Keep in mind, since [assignment **never** copies data](https://youtu.be/_AEJHKGk9ns?t=296), and the original model sits in `handled._called`, this isn't actually a *loss* of information, just a *hiding*, which is a standard OOP principle. 

### Isn't this wastefully storing multiple copies of data in memory?

No. Let's see where everything lives using the python built-in `id` function. 

Recall that the original model is stuffed into `Model._called`. So, if anything in there has a different memory address from what's being displayed by `Model`, the data is duplicated:

In [None]:
for atname in dir(handled._called):
    attr = eval("handled._called.{}".format(atname))
    composed_id = hex(id(attr))
    outattr = eval("handled.{}".format(atname))
    outer_id = hex(id(outattr))
    if composed_id != outer_id:
        print(atname + "is in two different addresses.")
        print("\t Outer is at " + outer_id +"\n\t Inner is at " + composed_id)

Only the double underscore functions exposed by `Model` are different from `Model._called`.

If we wanted to access `Model._called.__init__`, it's still there.

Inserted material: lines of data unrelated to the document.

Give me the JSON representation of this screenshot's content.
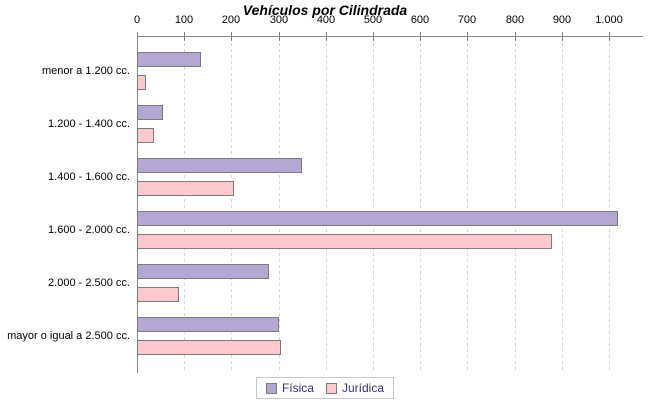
{
  "title": "Vehículos por Cilindrada",
  "chart_data": {
    "type": "bar",
    "orientation": "horizontal",
    "title": "Vehículos por Cilindrada",
    "categories": [
      "menor a 1.200 cc.",
      "1.200 - 1.400 cc.",
      "1.400 - 1.600 cc.",
      "1.600 - 2.000 cc.",
      "2.000 - 2.500 cc.",
      "mayor o igual a 2.500 cc."
    ],
    "series": [
      {
        "name": "Física",
        "color": "#B4A7D4",
        "values": [
          135,
          55,
          350,
          1020,
          280,
          300
        ]
      },
      {
        "name": "Jurídica",
        "color": "#FCC9CC",
        "values": [
          20,
          35,
          205,
          880,
          90,
          305
        ]
      }
    ],
    "x_ticks": [
      "0",
      "100",
      "200",
      "300",
      "400",
      "500",
      "600",
      "700",
      "800",
      "900",
      "1.000"
    ],
    "x_tick_values": [
      0,
      100,
      200,
      300,
      400,
      500,
      600,
      700,
      800,
      900,
      1000
    ],
    "xlim": [
      0,
      1072
    ],
    "grid": "vertical-dashed",
    "legend_position": "bottom-center"
  },
  "colors": {
    "axis": "#808080",
    "gridline": "#d4d4d4",
    "bar_border": "#7a7a7a",
    "legend_text": "#3A2B7E",
    "legend_box_border": "#c8c8c8",
    "title_text": "#000000",
    "background": "#ffffff"
  }
}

This means we could implement some "refit" method, `Model.refit(y=Model.y, X=Model.X, ...)` which could use `Model._called.__init__` to revise estimates in `Model` in place or returning a new model.

I don't know why we might want to do this, but it's kinda neat :)

# What does this buy us?

Regardless, all the stuff the wrapping `Model` class is parsed *around* the underlying PySAL classes. That is, the wrapper would only inject commands into the API. At minimum, it *is exactly* the underlying class. 

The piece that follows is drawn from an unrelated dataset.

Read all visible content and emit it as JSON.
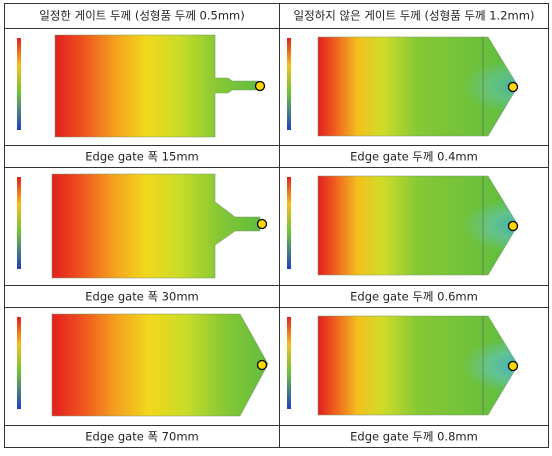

This is because it dispatches the arguments to the specified model type without knowing any special information about the function call.  

This means we can do some pretty cool things, while keeping the actual wrapper at ~40 LoC!

In [None]:
ML = ps.spreg.ML_Lag(y,X,W)

In [None]:
handled_ML = h.Model(y,X,W,mtype='ML_Lag')

In [None]:
print(ML.summary)

In [None]:
print(handled_ML.summary)

### Intercepting formulas

So, this is pretty neat, but gives us nothing above using *one* function to dispatch models. That's cool and R-like, but it's not necessarly better. Where it does add functionality is in its ability to intercept model formulas.

In [None]:
df = ps.pdio.read_files(ps.examples.get_path('columbus.dbf'))
handled_eq = h.Model("HOVAL ~ INC + CRIME", data=df)

In [None]:
print(handled_eq.summary)

That means `HOVAL`, `CRIME`, and `INC` all get drawn out of the dataframe using patsy and pushed into arrays. This works for any class, since we're just turning the equations into their consituent arrays. 

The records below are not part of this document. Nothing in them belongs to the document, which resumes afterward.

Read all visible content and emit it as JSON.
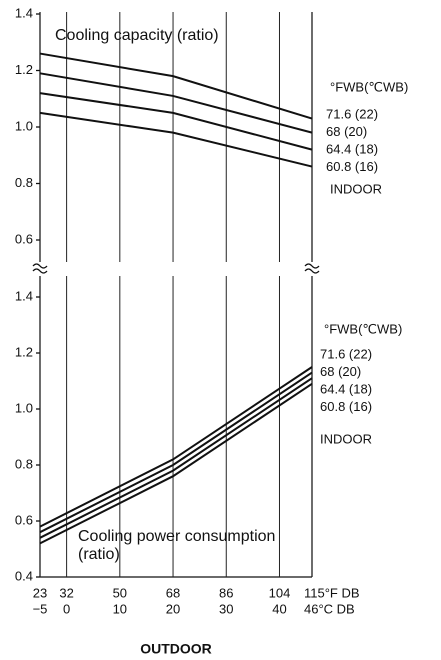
{
  "chart_data": [
    {
      "type": "line",
      "title": "Cooling capacity (ratio)",
      "x": [
        23,
        68,
        115
      ],
      "xlim": [
        23,
        115
      ],
      "ylim": [
        0.6,
        1.4
      ],
      "yticks": [
        0.6,
        0.8,
        {
          "value": 1.0,
          "label": "1.0"
        },
        1.2,
        1.4
      ],
      "legend_title": "°FWB(℃WB)",
      "legend_note": "INDOOR",
      "grid": true,
      "series": [
        {
          "name": "71.6 (22)",
          "color": "#111111",
          "values": [
            1.26,
            1.18,
            1.03
          ]
        },
        {
          "name": "68 (20)",
          "color": "#111111",
          "values": [
            1.19,
            1.11,
            0.98
          ]
        },
        {
          "name": "64.4 (18)",
          "color": "#111111",
          "values": [
            1.12,
            1.05,
            0.92
          ]
        },
        {
          "name": "60.8 (16)",
          "color": "#111111",
          "values": [
            1.05,
            0.98,
            0.86
          ]
        }
      ]
    },
    {
      "type": "line",
      "title": [
        "Cooling power consumption",
        "(ratio)"
      ],
      "x": [
        23,
        68,
        115
      ],
      "xlim": [
        23,
        115
      ],
      "ylim": [
        0.4,
        1.4
      ],
      "yticks": [
        0.4,
        0.6,
        0.8,
        {
          "value": 1.0,
          "label": "1.0"
        },
        1.2,
        1.4
      ],
      "xticks": [
        {
          "value": 23,
          "label": "23"
        },
        {
          "value": 32,
          "label": "32"
        },
        {
          "value": 50,
          "label": "50"
        },
        {
          "value": 68,
          "label": "68"
        },
        {
          "value": 86,
          "label": "86"
        },
        {
          "value": 104,
          "label": "104"
        },
        {
          "value": 115,
          "label": "115°F DB"
        }
      ],
      "x2ticks": [
        {
          "value": 23,
          "label": "−5"
        },
        {
          "value": 32,
          "label": "0"
        },
        {
          "value": 50,
          "label": "10"
        },
        {
          "value": 68,
          "label": "20"
        },
        {
          "value": 86,
          "label": "30"
        },
        {
          "value": 104,
          "label": "40"
        },
        {
          "value": 115,
          "label": "46°C DB"
        }
      ],
      "xlabel": "OUTDOOR",
      "legend_title": "°FWB(℃WB)",
      "legend_note": "INDOOR",
      "grid": true,
      "series": [
        {
          "name": "71.6 (22)",
          "color": "#111111",
          "values": [
            0.58,
            0.82,
            1.15
          ]
        },
        {
          "name": "68 (20)",
          "color": "#111111",
          "values": [
            0.56,
            0.8,
            1.13
          ]
        },
        {
          "name": "64.4 (18)",
          "color": "#111111",
          "values": [
            0.54,
            0.78,
            1.11
          ]
        },
        {
          "name": "60.8 (16)",
          "color": "#111111",
          "values": [
            0.52,
            0.76,
            1.09
          ]
        }
      ]
    }
  ]
}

Where there is a possible bikeshedding point is over the syntax for TSLS-type models. Right now, I have it specified with (what I think is) a clear synatx reflecting the simultanous equations approach: 

`y ~ x1 + x2 || yend ~ xend1 + xend2`

implies an equation where your exogenous relationship is `y ~ x1 + x2` and your endogenous relationship is `yend ~ xend1 + xend2`. 

For any simultaneous equation-type model, I would suggest using double pipe as the separator. Under the hood, I'm just using `string.split('||')`, since patsy doesn't use the double pipe. 

In [None]:
y = dbf.by_col_array(['CRIME'])
X = dbf.by_col_array(['INC'])
yend = dbf.by_col_array(['HOVAL'])
q = dbf.by_col_array(['DISCBD'])

In [None]:
tsls = ps.spreg.TSLS(y,X,yend,q,W)

In [None]:
handledtsls = h.Model(y,X,yend,q,W,mtype='TSLS')

In [None]:
handledtsls_eq = h.Model("CRIME ~ INC || HOVAL ~ DISCBD", w=W, data=df, mtype='TSLS')

In [None]:
print(tsls.summary)

In [None]:
print(handledtsls.summary)

In [None]:
print(handledtsls_eq.summary)

This would also enable adding plotting capabilities to spatial regression models, like the standard four-plot output from plotting an `lm` in `R`, but wouldn't have to be hacked into each and every model class.